To many people, Lower Wacker Drive is downtown’s dark and dangerous underbelly–a speedy shortcut tunnel through the Loop with split-second merge lanes not for faint-of-heart drivers.

But for the hearts of Eddie “Bo” Harris, 35, and Chandra “Tweety” Almond, 32, it was the tunnel of love. Because of it, they are taking marriage vows Saturday.

Harris and Almond met as fellow homeless people huddling under their respective blankets and boxes through Lower Wacker winters; searching for heating grates to sleep on; and scavenging and scrapping metal to make money.

“I’d look out for her, give her food, and she’d do the same for me,” Harris said.

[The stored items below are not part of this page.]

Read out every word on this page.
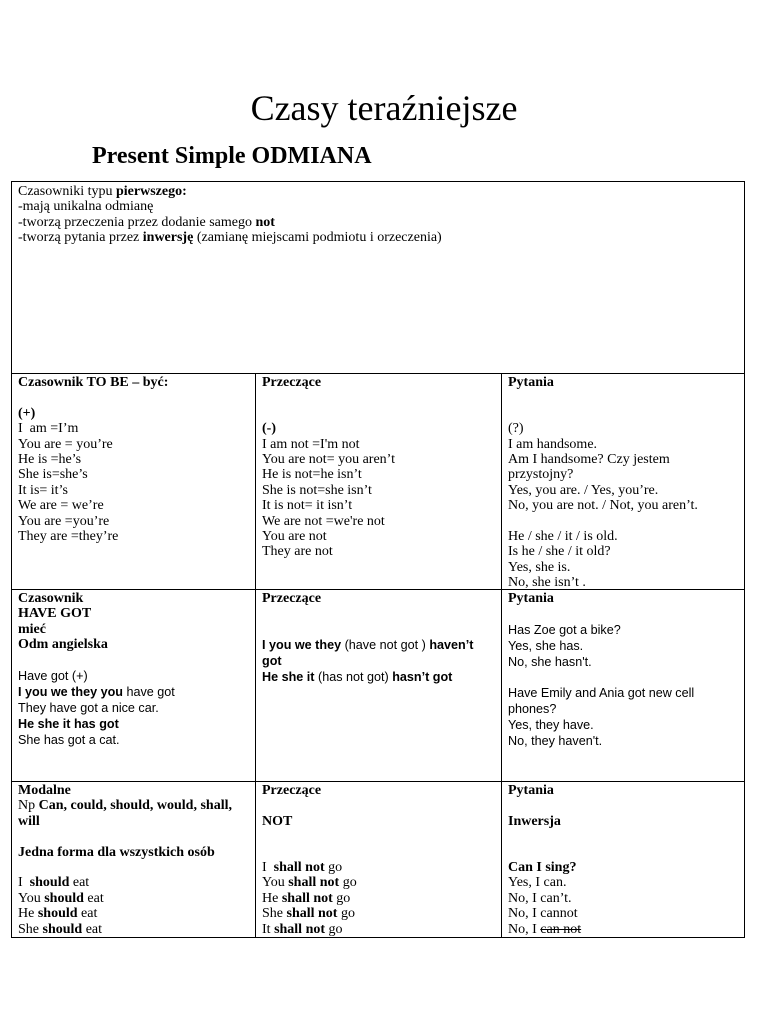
Czasy teraźniejsze
Present Simple ODMIANA
Czasowniki typu pierwszego:
-mają unikalna odmianę
-tworzą przeczenia przez dodanie samego not
-tworzą pytania przez inwersję (zamianę miejscami podmiotu i orzeczenia)
Czasownik TO BE – być:
(+)
I  am =I’m
You are = you’re
He is =he’s
She is=she’s
It is= it’s
We are = we’re
You are =you’re
They are =they’re
Przeczące
(-)
I am not =I'm not
You are not= you aren’t
He is not=he isn’t
She is not=she isn’t
It is not= it isn’t
We are not =we're not
You are not
They are not
Pytania
(?)
I am handsome.
Am I handsome? Czy jestem
przystojny?
Yes, you are. / Yes, you’re.
No, you are not. / Not, you aren’t.
He / she / it / is old.
Is he / she / it old?
Yes, she is.
No, she isn’t .
Czasownik
HAVE GOT
mieć
Odm angielska
Have got (+)
I you we they you have got
They have got a nice car.
He she it has got
She has got a cat.
Przeczące
I you we they (have not got ) haven’t
got
He she it (has not got) hasn’t got
Pytania
Has Zoe got a bike?
Yes, she has.
No, she hasn't.
Have Emily and Ania got new cell
phones?
Yes, they have.
No, they haven't.
Modalne
Np Can, could, should, would, shall,
will
Jedna forma dla wszystkich osób
I  should eat
You should eat
He should eat
She should eat
Przeczące
NOT
I  shall not go
You shall not go
He shall not go
She shall not go
It shall not go
Pytania
Inwersja
Can I sing?
Yes, I can.
No, I can’t.
No, I cannot
No, I can not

Then came the city’s sweep of Lower Wacker last December. Working with the Chicago Coalition for the Homeless, Harris helped organize Lower Wacker’s homeless and march them into federal court to testify that city workers threw out their belongings. Almond searched out old acquaintances who could testify about city treatment of Lower Wacker residents. That class-action suit against the city still is pending.

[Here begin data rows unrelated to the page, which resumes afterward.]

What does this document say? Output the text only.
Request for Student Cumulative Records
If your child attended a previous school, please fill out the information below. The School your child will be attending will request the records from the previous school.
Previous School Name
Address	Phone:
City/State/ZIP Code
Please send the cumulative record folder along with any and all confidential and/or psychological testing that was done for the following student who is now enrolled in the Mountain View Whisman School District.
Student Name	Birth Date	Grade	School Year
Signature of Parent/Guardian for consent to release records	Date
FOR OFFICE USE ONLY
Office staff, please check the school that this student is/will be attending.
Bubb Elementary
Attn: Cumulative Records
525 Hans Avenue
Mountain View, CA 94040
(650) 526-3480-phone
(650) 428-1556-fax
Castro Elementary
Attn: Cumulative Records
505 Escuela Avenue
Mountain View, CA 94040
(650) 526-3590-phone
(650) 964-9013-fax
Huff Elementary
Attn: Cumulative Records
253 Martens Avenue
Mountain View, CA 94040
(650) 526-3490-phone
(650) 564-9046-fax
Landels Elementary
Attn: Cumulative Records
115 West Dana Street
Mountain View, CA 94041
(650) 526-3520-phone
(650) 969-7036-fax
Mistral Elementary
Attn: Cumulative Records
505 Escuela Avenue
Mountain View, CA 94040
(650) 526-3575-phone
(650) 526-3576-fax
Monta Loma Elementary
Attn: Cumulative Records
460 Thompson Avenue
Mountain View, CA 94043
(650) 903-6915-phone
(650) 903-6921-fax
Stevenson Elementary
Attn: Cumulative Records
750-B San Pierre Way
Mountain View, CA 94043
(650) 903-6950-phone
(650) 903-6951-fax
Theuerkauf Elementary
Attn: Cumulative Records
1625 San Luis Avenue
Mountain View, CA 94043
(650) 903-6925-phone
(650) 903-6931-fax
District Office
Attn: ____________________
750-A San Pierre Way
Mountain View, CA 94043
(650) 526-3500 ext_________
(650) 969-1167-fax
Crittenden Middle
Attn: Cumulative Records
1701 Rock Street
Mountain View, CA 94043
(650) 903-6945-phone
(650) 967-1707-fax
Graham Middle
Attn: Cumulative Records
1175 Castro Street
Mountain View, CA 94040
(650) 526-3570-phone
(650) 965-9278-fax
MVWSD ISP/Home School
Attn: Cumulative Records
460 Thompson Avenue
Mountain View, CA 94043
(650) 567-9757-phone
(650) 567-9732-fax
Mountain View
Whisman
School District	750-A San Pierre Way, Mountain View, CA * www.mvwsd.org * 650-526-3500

As Harris and Almond worked together on that project and another to get government jobs for the homeless to help on Lower Wacker reconstruction projects, they began to look at each other as more than fellow travelers.

They became boyfriend and girlfriend on Christmas Day. The day after Valentine’s Day, Almond asked Harris, “What would I do if I asked you to marry me?” Harris was dumbfounded. He thought when the time came, he would ask her. But Harris jumped at the chance.

Saturday is the magic day. Surrounded by their friends–some homeless, some formerly homeless–in front of Buckingham Fountain, Harris and Almond will proclaim their eternal love for each other.

John Donahue, a former Catholic priest who is executive director of the Coalition for the Homeless, will officiate. Technically, it will be a “ceremony of commitment,” not a legal wedding. That must wait a few weeks, until Harris’ divorce from his first wife, is final, he says.

The wedding comes as both people are getting their lives back on track. Both are living at the Austin YMCA. Harris is employed as an organizer for the homeless coalition, and he just returned from a rally in Washington, D.C. Almond is a volunteer training for what she hopes will be eventual employment working for the homeless. She will be speaking at the United Nations about homelessness next month.

Rene Heybach, an attorney who directs the coalition’s law project, will serve as maid of honor. She held a bridal shower for Almond over tea at the Drake Hotel. The coalition’s lead organizer, Ed Shurna, will serve as best man.

“We’re marrying each other, but we’re really marrying the coalition,” Harris said.